Example 1: Monitor time series data by group

In this example, the metric data of multiple servers is stored in a Metricstore. If the CPU utilization (cpu_util) of a server exceeds 95%, an alert is triggered and Log Service sends the related alert notification. To meet this requirement, you can use the group evaluation feature when you create an alert monitoring rule. Time series data
Specify the following parameters:
  • Query Statistics: Enter * | select promql_query_range('cpu_util') from metrics limit 1000.

    This query statement is used to calculate the CPU utilization of each server.

  • Group Evaluation: Select Custom Tag.

    This setting indicates that the query result of time series data is grouped.

  • Trigger Condition: Select data matches the expression and enter value > 95.

    If the value of a value field in the query result is greater than 95, an alert is triggered.

  • Add Annotation: Specify the title and description of an annotation. You can quote field variables such as ${host} in the annotation. For more information, see Labels and annotations.
Monitor time series data by group

Example 2: Monitor logs by group

In this example, Object Storage Service (OSS) access logs are monitored. If the number of HTTP status code 500 error responses in a bucket exceeds 1,000, an alert is triggered. To meet this requirement, you can use the group evaluation feature when you create an alert monitoring rule.

Specify the following parameters:
  • Query Statistics: Enter http_status=500 | select bucket,count(1) as pv group by bucket having pv >1000 order by pv desc.

    This query statement is used to query the buckets in which the number of HTTP status code 500 error responses exceeds 1,000.

  • Group Evaluation: Select Custom Tag and bucket.

    This setting indicates that the query result is grouped by bucket.

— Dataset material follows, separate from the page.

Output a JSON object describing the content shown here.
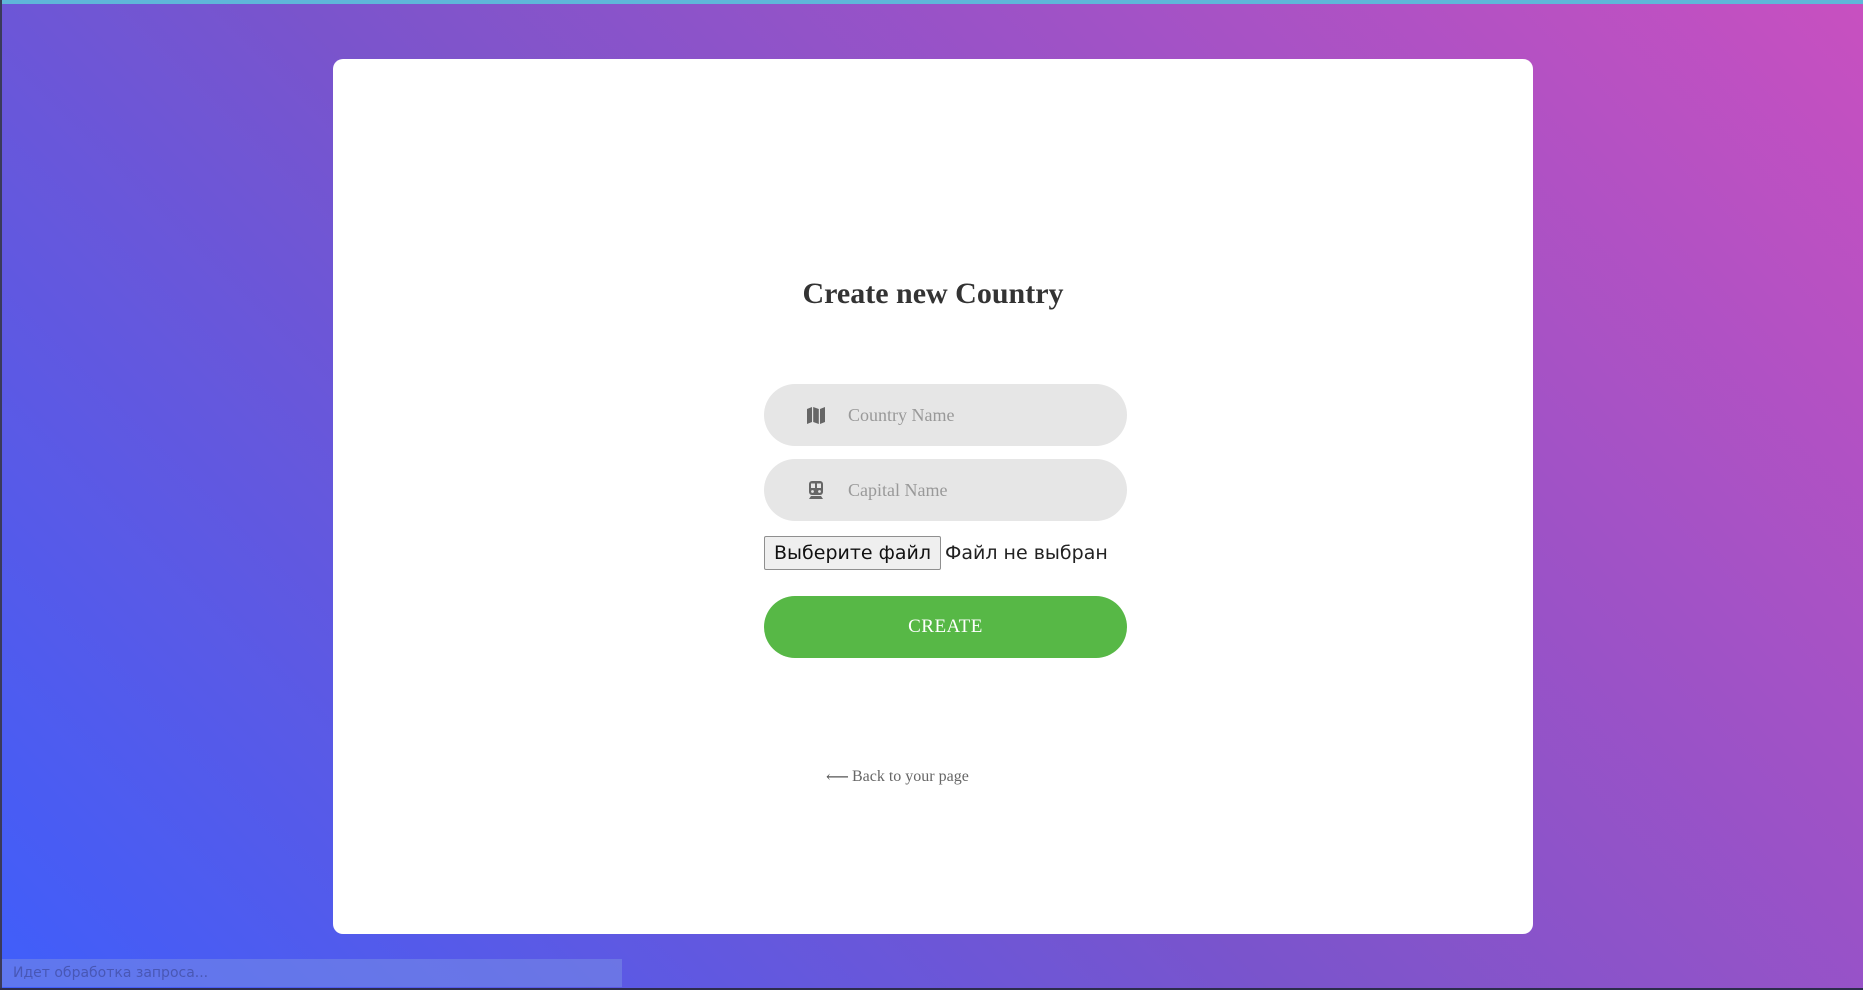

  • Trigger Condition: Select Data is returned.

    This setting indicates that an alert is triggered if data is returned for the query.

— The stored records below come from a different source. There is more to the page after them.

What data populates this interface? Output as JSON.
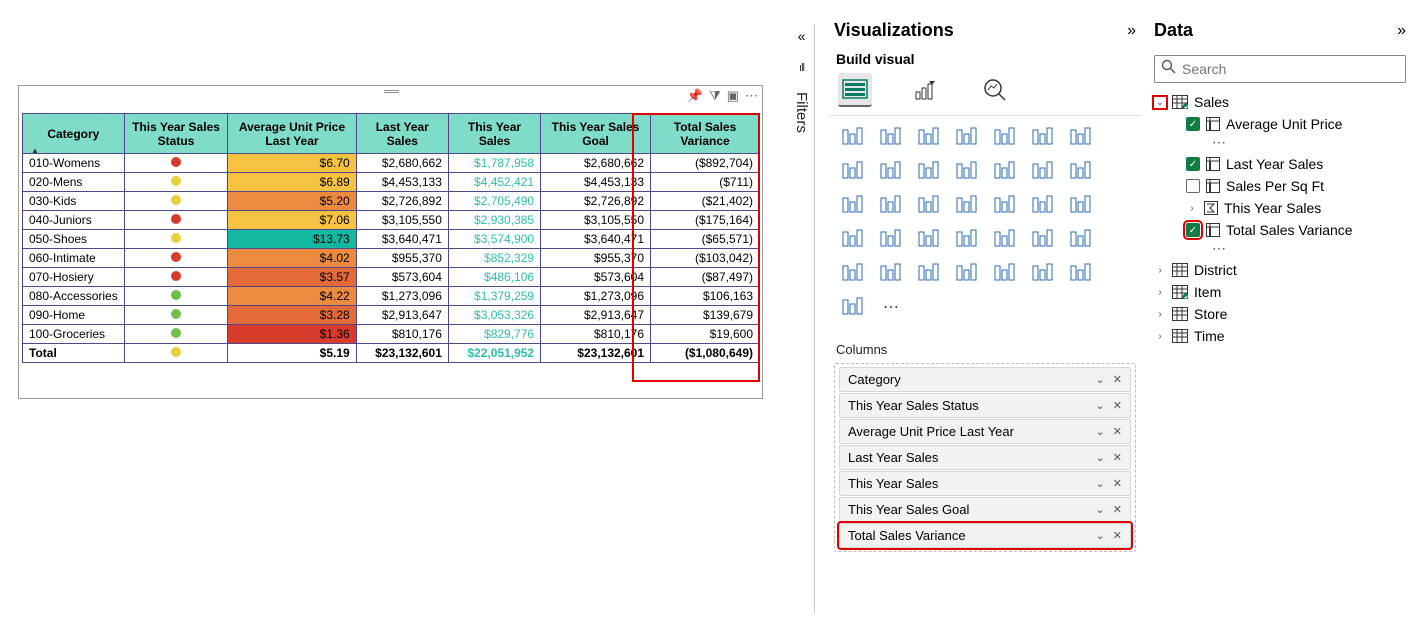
{
  "filters_label": "Filters",
  "visualizations": {
    "title": "Visualizations",
    "subtitle": "Build visual",
    "columns_label": "Columns",
    "wells": [
      {
        "label": "Category",
        "hl": false
      },
      {
        "label": "This Year Sales Status",
        "hl": false
      },
      {
        "label": "Average Unit Price Last Year",
        "hl": false
      },
      {
        "label": "Last Year Sales",
        "hl": false
      },
      {
        "label": "This Year Sales",
        "hl": false
      },
      {
        "label": "This Year Sales Goal",
        "hl": false
      },
      {
        "label": "Total Sales Variance",
        "hl": true
      }
    ]
  },
  "data": {
    "title": "Data",
    "search_placeholder": "Search",
    "tables": [
      {
        "name": "Sales",
        "expanded": true,
        "hl_chevron": true,
        "fields": [
          {
            "name": "Average Unit Price",
            "checked": true,
            "type": "column",
            "ellipsis": true
          },
          {
            "name": "Last Year Sales",
            "checked": true,
            "type": "column"
          },
          {
            "name": "Sales Per Sq Ft",
            "checked": false,
            "type": "column"
          },
          {
            "name": "This Year Sales",
            "checked": null,
            "type": "sigma",
            "chevron": true
          },
          {
            "name": "Total Sales Variance",
            "checked": true,
            "type": "column",
            "hl": true,
            "ellipsis": true
          }
        ]
      },
      {
        "name": "District",
        "expanded": false
      },
      {
        "name": "Item",
        "expanded": false,
        "badge": true
      },
      {
        "name": "Store",
        "expanded": false
      },
      {
        "name": "Time",
        "expanded": false
      }
    ]
  },
  "chart_data": {
    "type": "table",
    "columns": [
      "Category",
      "This Year Sales Status",
      "Average Unit Price Last Year",
      "Last Year Sales",
      "This Year Sales",
      "This Year Sales Goal",
      "Total Sales Variance"
    ],
    "rows": [
      {
        "cat": "010-Womens",
        "status": "#d73b2c",
        "avg": "$6.70",
        "avg_bg": "#f5c242",
        "lys": "$2,680,662",
        "tys": "$1,787,958",
        "tys_c": "#2fbfa7",
        "goal": "$2,680,662",
        "var": "($892,704)"
      },
      {
        "cat": "020-Mens",
        "status": "#e8d23a",
        "avg": "$6.89",
        "avg_bg": "#f5c242",
        "lys": "$4,453,133",
        "tys": "$4,452,421",
        "tys_c": "#2fbfa7",
        "goal": "$4,453,133",
        "var": "($711)"
      },
      {
        "cat": "030-Kids",
        "status": "#e8d23a",
        "avg": "$5.20",
        "avg_bg": "#ec8b3f",
        "lys": "$2,726,892",
        "tys": "$2,705,490",
        "tys_c": "#2fbfa7",
        "goal": "$2,726,892",
        "var": "($21,402)"
      },
      {
        "cat": "040-Juniors",
        "status": "#d73b2c",
        "avg": "$7.06",
        "avg_bg": "#f5c242",
        "lys": "$3,105,550",
        "tys": "$2,930,385",
        "tys_c": "#2fbfa7",
        "goal": "$3,105,550",
        "var": "($175,164)"
      },
      {
        "cat": "050-Shoes",
        "status": "#e8d23a",
        "avg": "$13.73",
        "avg_bg": "#14b8a0",
        "lys": "$3,640,471",
        "tys": "$3,574,900",
        "tys_c": "#2fbfa7",
        "goal": "$3,640,471",
        "var": "($65,571)"
      },
      {
        "cat": "060-Intimate",
        "status": "#d73b2c",
        "avg": "$4.02",
        "avg_bg": "#ec8b3f",
        "lys": "$955,370",
        "tys": "$852,329",
        "tys_c": "#2fbfa7",
        "goal": "$955,370",
        "var": "($103,042)"
      },
      {
        "cat": "070-Hosiery",
        "status": "#d73b2c",
        "avg": "$3.57",
        "avg_bg": "#e46a3a",
        "lys": "$573,604",
        "tys": "$486,106",
        "tys_c": "#2fbfa7",
        "goal": "$573,604",
        "var": "($87,497)"
      },
      {
        "cat": "080-Accessories",
        "status": "#6fbf4b",
        "avg": "$4.22",
        "avg_bg": "#ec8b3f",
        "lys": "$1,273,096",
        "tys": "$1,379,259",
        "tys_c": "#2fbfa7",
        "goal": "$1,273,096",
        "var": "$106,163"
      },
      {
        "cat": "090-Home",
        "status": "#6fbf4b",
        "avg": "$3.28",
        "avg_bg": "#e46a3a",
        "lys": "$2,913,647",
        "tys": "$3,053,326",
        "tys_c": "#2fbfa7",
        "goal": "$2,913,647",
        "var": "$139,679"
      },
      {
        "cat": "100-Groceries",
        "status": "#6fbf4b",
        "avg": "$1.36",
        "avg_bg": "#d73b2c",
        "lys": "$810,176",
        "tys": "$829,776",
        "tys_c": "#2fbfa7",
        "goal": "$810,176",
        "var": "$19,600"
      }
    ],
    "total": {
      "cat": "Total",
      "status": "#e8d23a",
      "avg": "$5.19",
      "lys": "$23,132,601",
      "tys": "$22,051,952",
      "tys_c": "#2fbfa7",
      "goal": "$23,132,601",
      "var": "($1,080,649)"
    }
  }
}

  • Severity: Select data matches the expression and enter pv > 3000. Set Severity to High. Set Default Severity to Medium.
    • If the value of a pv field in the query result is greater than 3000, an alert whose severity is High is triggered.
    • If the value of a pv field in the query result is within the (1000,3000] value range, an alert whose severity is Medium is triggered.
  • Add Annotation: Specify the title and description of an annotation. You can quote field variables such as ${host} in the annotation. For more information, see Labels and annotations.
Monitor logs by group